Project description:Background & Aims. Sporadic colorectal cancers arise from mutations in APC, producing oncogenic β-catenin/TCF-dependent transcriptional reprogramming. The tumor suppressor axis regulated by the intestinal epithelial receptor, GUCY2C, is among the earliest pathways silenced in tumorigenesis. Retention of the receptor, but loss of its paracrine ligands, guanylin and uroguanylin, is an evolutionarily conserved feature of colorectal tumors, arising in the earliest dysplastic lesions.
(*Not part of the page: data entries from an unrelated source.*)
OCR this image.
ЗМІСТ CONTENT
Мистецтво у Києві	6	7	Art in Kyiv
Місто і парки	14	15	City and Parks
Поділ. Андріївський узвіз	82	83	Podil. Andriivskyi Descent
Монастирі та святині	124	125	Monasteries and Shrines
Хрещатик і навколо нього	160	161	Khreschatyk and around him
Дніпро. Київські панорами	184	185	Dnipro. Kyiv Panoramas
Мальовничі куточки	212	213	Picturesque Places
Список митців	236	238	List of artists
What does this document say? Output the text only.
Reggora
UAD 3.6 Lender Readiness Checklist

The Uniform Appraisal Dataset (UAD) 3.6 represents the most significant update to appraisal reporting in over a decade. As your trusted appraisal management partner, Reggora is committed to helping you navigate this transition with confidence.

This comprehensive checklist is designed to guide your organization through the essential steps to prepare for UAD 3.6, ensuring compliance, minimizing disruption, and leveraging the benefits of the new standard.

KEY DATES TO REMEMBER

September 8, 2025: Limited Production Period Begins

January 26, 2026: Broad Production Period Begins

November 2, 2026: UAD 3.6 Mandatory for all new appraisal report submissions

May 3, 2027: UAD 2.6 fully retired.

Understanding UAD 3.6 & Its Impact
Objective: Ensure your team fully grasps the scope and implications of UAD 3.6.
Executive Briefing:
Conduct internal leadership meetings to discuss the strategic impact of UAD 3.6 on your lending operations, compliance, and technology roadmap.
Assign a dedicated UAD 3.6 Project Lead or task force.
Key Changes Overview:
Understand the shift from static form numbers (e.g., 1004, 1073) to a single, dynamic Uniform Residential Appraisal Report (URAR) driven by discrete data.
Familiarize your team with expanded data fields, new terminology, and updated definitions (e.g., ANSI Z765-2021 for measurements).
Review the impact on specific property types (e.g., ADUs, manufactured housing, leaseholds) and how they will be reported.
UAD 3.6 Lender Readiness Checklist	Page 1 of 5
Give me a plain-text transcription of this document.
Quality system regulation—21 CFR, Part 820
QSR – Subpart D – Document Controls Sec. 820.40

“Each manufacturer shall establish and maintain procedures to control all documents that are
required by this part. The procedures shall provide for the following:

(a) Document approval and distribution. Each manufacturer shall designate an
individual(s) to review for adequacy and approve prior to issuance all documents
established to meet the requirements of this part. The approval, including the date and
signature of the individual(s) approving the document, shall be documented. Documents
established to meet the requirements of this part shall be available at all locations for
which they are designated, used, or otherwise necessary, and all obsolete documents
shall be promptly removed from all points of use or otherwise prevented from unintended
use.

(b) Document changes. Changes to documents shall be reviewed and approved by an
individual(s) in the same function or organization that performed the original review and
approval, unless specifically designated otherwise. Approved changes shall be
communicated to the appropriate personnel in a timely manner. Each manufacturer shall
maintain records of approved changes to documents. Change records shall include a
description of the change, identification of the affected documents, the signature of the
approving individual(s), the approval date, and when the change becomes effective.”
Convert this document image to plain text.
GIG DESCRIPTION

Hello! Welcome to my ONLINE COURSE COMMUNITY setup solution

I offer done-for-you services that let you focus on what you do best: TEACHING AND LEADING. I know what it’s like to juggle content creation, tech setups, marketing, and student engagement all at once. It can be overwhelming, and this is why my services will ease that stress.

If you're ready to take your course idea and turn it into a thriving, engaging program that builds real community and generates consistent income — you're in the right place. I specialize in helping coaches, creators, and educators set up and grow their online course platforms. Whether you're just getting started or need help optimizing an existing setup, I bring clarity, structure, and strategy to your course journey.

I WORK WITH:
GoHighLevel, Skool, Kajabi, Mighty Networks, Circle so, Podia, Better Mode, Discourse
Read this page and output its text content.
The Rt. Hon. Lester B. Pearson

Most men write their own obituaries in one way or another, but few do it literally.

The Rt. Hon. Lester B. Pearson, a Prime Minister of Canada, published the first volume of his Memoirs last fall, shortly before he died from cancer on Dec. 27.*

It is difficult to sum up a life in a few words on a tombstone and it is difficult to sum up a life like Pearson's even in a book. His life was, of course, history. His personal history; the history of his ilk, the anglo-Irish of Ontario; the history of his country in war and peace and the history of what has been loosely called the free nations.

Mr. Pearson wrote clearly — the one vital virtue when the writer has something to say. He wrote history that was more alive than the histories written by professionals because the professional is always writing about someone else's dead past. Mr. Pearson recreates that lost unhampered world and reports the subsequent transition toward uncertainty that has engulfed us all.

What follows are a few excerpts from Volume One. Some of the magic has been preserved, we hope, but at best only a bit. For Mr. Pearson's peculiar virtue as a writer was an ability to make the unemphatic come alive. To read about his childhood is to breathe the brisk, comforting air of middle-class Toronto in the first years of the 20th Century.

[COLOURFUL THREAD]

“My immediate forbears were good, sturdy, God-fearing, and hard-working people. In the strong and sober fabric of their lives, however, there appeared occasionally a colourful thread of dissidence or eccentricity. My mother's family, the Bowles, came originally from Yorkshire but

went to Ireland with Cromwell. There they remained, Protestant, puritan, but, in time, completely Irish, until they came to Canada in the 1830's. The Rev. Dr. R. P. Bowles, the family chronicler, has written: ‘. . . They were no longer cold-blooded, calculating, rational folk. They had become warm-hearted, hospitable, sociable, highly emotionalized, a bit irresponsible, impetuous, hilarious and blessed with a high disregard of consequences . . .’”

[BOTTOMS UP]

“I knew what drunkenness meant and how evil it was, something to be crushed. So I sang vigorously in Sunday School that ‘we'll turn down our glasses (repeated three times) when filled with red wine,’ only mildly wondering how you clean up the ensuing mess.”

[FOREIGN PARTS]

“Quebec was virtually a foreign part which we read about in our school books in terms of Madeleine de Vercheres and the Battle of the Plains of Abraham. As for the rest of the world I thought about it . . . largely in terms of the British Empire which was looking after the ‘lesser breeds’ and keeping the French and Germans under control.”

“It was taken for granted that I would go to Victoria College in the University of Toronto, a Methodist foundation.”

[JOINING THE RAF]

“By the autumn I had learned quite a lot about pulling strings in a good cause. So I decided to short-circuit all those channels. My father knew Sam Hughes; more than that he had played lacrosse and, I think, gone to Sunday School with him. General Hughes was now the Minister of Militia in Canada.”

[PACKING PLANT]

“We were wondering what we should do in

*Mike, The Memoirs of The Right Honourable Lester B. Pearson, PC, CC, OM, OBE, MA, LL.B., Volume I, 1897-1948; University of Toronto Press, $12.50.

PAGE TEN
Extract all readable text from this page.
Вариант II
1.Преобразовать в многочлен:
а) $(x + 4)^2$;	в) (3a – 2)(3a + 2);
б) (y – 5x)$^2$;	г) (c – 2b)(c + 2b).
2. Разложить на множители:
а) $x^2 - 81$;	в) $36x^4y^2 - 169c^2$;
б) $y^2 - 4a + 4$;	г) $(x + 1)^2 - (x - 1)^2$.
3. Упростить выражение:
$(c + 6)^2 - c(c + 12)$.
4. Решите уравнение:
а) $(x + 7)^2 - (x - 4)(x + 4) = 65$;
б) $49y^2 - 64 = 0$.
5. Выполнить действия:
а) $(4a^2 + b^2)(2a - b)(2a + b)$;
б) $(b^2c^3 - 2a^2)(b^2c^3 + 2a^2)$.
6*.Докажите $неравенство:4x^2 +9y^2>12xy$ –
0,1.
Here, we examined a mechanism of GUCY2C ligand transcriptional silencing by β-catenin/TCF signaling. Methods. We performed RNA-seq analysis of four unique conditional human colon cancer cell models of β-catenin/TCF signaling to map the core Wnt-transcriptional program. We then performed a comparative analysis of orthogonal approaches, including luciferase reporters, ChIP-seq, CRISPR Cas9 knockout, and CRISPR epigenome editing, which were cross-validated with human tissue ChIP-seq datasets, to identify functional gene enhancers mediating GUCY2C ligand loss. Results. RNA-seq analyses reveal the GUCY2C hormones as two of the most sensitive targets of β-catenin/TCF signaling, reflecting transcriptional repression. The GUCY2C hormones share an insulated genomic locus containing a novel locus control region upstream of the guanylin promoter that mediates the coordinated silencing of both genes. Targeting this region with CRISPR epigenome editing reconstituted GUCY2C ligand expression, overcoming gene inactivation by mutant β-catenin/TCF signaling. Conclusions. These studies reveal novel DNA elements regulating co-repression of GUCY2C ligand transcription by β-catenin/TCF signaling, reflecting a novel pathophysiological step in tumorigenesis. They offer unique genomic strategies that could re-establish hormone expression in the context of canonical oncogenic mutations to reconstitute the GUYC2C axis and oppose transformation.